まさか敗退に向翔一郎は自虐「笑ってもらった方がいい」 柔道男子・金5日目で途切れた
「東京五輪・柔道男子90キロ級・3回戦」(28日、日本武道館)
日本代表の向翔一郎(25)=ALSOK=は、3回戦で21年世界選手権3位のトート(ハンガリー)に6分55秒、大内刈りで一本負けした。敗者復活戦にも回れずメダルなしが確定。日本男子は初日から4階級連続で金メダルが続いていたが、5日目に途切れた。
向は初戦は快勝したが、2回戦はゴールデンスコアの延長戦で、相手を抱え込んで捨て身技を狙ったところに大内刈りを合わされてしまい背中から倒された。映像確認の結果「一本」判定。不服そうに手を広げたものの、万事休した。
強豪ぞろいの激戦区の階級とあって苦戦は必至だったが、持ち味の爆発力を発揮することができなかった。向は「これが勝負の世界。どっちに転んでもおかしくない。本能のままに戦ったが、結果につながらなかったことは仕方ない」と、すがすがしく負けを認めた。

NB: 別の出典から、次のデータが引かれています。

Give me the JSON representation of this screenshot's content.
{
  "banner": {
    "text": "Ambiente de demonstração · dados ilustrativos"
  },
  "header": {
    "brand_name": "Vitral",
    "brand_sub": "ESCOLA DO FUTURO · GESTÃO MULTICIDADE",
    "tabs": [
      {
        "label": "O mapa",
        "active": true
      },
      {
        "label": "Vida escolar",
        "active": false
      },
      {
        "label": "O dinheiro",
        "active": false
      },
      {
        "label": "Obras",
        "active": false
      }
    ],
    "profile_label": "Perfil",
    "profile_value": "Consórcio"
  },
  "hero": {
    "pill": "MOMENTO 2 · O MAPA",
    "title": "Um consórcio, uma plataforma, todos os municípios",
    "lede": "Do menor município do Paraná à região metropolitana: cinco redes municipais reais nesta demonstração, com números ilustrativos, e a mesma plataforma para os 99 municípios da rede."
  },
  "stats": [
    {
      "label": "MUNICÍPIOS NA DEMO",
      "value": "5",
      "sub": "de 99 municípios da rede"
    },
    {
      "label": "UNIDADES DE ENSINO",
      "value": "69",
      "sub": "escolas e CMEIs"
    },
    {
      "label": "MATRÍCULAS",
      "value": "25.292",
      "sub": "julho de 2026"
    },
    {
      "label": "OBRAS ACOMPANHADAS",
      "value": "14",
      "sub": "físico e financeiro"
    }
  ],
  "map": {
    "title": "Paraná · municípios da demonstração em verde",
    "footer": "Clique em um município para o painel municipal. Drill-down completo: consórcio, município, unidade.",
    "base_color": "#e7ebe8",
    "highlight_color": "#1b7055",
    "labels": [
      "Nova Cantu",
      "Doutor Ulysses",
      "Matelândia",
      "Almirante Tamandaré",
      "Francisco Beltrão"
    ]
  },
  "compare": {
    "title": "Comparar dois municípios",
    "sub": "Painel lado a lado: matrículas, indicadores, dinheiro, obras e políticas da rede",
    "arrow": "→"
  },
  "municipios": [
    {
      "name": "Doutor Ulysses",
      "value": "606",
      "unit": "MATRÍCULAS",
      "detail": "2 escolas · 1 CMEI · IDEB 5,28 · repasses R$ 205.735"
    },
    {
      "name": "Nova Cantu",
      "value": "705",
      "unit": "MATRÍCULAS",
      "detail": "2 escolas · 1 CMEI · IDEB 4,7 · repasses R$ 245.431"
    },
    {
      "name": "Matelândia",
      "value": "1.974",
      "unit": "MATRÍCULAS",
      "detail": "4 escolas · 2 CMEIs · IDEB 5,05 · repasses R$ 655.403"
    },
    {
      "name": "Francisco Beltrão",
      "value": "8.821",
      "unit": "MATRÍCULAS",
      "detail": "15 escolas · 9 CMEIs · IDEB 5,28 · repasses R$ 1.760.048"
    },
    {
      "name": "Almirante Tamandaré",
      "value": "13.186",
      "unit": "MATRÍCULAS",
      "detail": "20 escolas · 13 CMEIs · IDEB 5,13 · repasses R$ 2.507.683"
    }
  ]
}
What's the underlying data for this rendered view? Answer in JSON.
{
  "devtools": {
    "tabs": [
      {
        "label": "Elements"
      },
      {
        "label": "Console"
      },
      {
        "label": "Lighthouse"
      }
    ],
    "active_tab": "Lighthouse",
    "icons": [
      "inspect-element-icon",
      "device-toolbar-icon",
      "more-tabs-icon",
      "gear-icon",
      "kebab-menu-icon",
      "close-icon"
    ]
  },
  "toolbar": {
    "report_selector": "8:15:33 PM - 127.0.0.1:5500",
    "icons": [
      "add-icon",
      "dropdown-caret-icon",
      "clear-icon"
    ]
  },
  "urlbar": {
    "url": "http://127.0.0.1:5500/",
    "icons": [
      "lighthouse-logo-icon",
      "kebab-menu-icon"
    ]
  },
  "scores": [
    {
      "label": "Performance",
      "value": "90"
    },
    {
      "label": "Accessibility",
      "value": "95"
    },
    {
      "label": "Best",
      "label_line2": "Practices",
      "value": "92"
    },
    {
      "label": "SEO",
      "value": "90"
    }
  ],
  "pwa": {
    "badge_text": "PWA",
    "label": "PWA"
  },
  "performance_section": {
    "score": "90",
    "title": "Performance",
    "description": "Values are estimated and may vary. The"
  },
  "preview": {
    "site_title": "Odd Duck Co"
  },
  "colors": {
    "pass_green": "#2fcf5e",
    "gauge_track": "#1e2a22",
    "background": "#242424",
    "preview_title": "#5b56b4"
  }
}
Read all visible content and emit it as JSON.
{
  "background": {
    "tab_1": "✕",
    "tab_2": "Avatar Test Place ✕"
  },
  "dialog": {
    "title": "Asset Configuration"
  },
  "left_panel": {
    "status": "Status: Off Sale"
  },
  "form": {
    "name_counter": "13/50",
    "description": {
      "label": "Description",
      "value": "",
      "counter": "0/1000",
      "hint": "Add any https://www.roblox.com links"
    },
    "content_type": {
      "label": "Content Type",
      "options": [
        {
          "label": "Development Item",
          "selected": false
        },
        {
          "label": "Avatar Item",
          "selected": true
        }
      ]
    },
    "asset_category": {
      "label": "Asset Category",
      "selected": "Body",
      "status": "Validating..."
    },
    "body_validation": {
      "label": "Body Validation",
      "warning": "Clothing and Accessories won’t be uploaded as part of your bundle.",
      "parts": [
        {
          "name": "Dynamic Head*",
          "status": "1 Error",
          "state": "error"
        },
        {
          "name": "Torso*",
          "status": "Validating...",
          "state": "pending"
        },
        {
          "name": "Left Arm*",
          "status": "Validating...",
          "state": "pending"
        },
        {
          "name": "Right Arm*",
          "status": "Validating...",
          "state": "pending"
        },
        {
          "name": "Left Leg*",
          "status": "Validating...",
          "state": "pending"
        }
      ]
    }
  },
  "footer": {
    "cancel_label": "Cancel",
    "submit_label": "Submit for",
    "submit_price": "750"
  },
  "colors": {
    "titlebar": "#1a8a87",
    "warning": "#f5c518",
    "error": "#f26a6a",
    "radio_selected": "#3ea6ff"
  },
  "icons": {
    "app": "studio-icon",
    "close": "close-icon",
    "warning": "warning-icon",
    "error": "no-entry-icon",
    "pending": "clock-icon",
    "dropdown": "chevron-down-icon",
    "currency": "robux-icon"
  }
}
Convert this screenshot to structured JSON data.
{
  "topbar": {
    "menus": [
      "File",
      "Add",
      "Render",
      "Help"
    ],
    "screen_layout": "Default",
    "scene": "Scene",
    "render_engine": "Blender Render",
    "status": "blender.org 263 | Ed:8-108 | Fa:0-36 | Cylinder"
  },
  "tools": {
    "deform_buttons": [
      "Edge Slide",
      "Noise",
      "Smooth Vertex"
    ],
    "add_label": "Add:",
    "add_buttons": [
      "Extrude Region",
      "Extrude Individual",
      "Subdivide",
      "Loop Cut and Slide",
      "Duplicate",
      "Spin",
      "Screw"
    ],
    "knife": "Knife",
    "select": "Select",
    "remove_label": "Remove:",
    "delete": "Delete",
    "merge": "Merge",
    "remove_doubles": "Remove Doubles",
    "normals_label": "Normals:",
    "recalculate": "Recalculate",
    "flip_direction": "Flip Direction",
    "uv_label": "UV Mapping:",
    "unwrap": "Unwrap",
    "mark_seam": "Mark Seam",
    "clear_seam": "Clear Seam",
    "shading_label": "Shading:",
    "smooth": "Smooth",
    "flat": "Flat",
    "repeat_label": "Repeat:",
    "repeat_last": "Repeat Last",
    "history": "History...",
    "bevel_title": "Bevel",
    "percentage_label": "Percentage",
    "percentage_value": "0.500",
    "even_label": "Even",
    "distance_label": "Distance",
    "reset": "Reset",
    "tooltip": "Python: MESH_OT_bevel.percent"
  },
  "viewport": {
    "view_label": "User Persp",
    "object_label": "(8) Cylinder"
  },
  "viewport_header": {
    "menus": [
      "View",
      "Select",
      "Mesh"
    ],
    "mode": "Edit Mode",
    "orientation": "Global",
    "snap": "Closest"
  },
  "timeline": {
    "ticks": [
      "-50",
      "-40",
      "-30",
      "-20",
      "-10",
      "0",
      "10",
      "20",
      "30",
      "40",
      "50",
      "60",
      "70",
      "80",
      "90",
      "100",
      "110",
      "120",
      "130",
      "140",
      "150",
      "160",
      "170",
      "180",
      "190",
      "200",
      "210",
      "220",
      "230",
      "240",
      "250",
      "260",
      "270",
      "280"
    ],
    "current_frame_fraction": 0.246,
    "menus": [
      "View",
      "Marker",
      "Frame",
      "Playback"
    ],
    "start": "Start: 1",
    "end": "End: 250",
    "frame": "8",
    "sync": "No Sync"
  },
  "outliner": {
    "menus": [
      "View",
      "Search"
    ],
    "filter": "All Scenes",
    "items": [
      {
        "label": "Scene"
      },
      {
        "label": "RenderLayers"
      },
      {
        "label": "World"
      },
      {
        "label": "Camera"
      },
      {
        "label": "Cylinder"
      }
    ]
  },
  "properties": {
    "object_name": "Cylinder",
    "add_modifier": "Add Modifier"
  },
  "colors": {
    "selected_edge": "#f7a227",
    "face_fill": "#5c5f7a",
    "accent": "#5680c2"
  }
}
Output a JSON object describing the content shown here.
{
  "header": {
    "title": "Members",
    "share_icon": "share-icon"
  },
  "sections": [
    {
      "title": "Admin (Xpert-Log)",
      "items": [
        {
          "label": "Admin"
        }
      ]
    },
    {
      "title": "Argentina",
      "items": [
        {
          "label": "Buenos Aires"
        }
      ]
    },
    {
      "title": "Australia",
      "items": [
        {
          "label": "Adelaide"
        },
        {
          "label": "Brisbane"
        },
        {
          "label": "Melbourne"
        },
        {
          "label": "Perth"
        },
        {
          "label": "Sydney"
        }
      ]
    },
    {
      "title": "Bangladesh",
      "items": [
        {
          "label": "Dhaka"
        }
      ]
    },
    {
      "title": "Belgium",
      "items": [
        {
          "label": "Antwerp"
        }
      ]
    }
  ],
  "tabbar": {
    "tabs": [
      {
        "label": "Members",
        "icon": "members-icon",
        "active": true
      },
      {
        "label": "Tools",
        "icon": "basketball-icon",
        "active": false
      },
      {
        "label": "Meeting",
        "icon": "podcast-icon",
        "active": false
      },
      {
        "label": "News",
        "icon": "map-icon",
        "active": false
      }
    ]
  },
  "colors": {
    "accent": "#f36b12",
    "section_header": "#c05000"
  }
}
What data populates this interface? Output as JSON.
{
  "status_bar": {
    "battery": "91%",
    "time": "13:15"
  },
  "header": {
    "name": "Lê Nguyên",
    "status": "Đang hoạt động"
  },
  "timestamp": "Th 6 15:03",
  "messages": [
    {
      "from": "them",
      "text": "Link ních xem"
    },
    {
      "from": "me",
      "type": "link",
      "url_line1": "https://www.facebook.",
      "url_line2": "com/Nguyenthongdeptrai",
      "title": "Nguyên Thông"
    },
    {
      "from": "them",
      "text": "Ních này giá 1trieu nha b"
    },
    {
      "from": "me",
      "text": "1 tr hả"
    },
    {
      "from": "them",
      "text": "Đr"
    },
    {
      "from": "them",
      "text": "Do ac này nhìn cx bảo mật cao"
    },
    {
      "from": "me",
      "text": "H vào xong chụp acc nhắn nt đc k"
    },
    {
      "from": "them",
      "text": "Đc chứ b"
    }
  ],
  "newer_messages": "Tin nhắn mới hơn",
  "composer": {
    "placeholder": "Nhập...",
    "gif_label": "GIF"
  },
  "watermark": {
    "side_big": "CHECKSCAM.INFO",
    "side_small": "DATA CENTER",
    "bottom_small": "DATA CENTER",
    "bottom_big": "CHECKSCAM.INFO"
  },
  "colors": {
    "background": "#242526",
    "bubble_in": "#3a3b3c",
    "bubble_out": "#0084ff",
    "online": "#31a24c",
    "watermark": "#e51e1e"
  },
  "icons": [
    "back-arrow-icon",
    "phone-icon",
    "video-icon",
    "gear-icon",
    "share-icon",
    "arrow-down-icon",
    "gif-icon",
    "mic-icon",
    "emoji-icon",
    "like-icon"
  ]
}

前日まで4階級連続で金メダルが続いていただけに重圧が懸かっていたことが推し量られるが、「皆さん思っていたと思います。そろそろ向がやらかしそうだなって。笑ってもらった方がありがたいです」と自虐し、負けた直後とは思えないほど笑いを誘った。
ただ、取材エリア気丈に振る舞っていた向だったが、日本男子の井上康生監督(43)は「彼なりに代表としての自覚、責任を持って(取材で)話していたと思うが、やっぱり控え室では号泣していました」と告白。「(五輪に)すべてを懸けていたと思う。勝たせてあげたかった」と声を詰まらせた。
柔道界の異端児にとって、初の大舞台は苦いものとなった。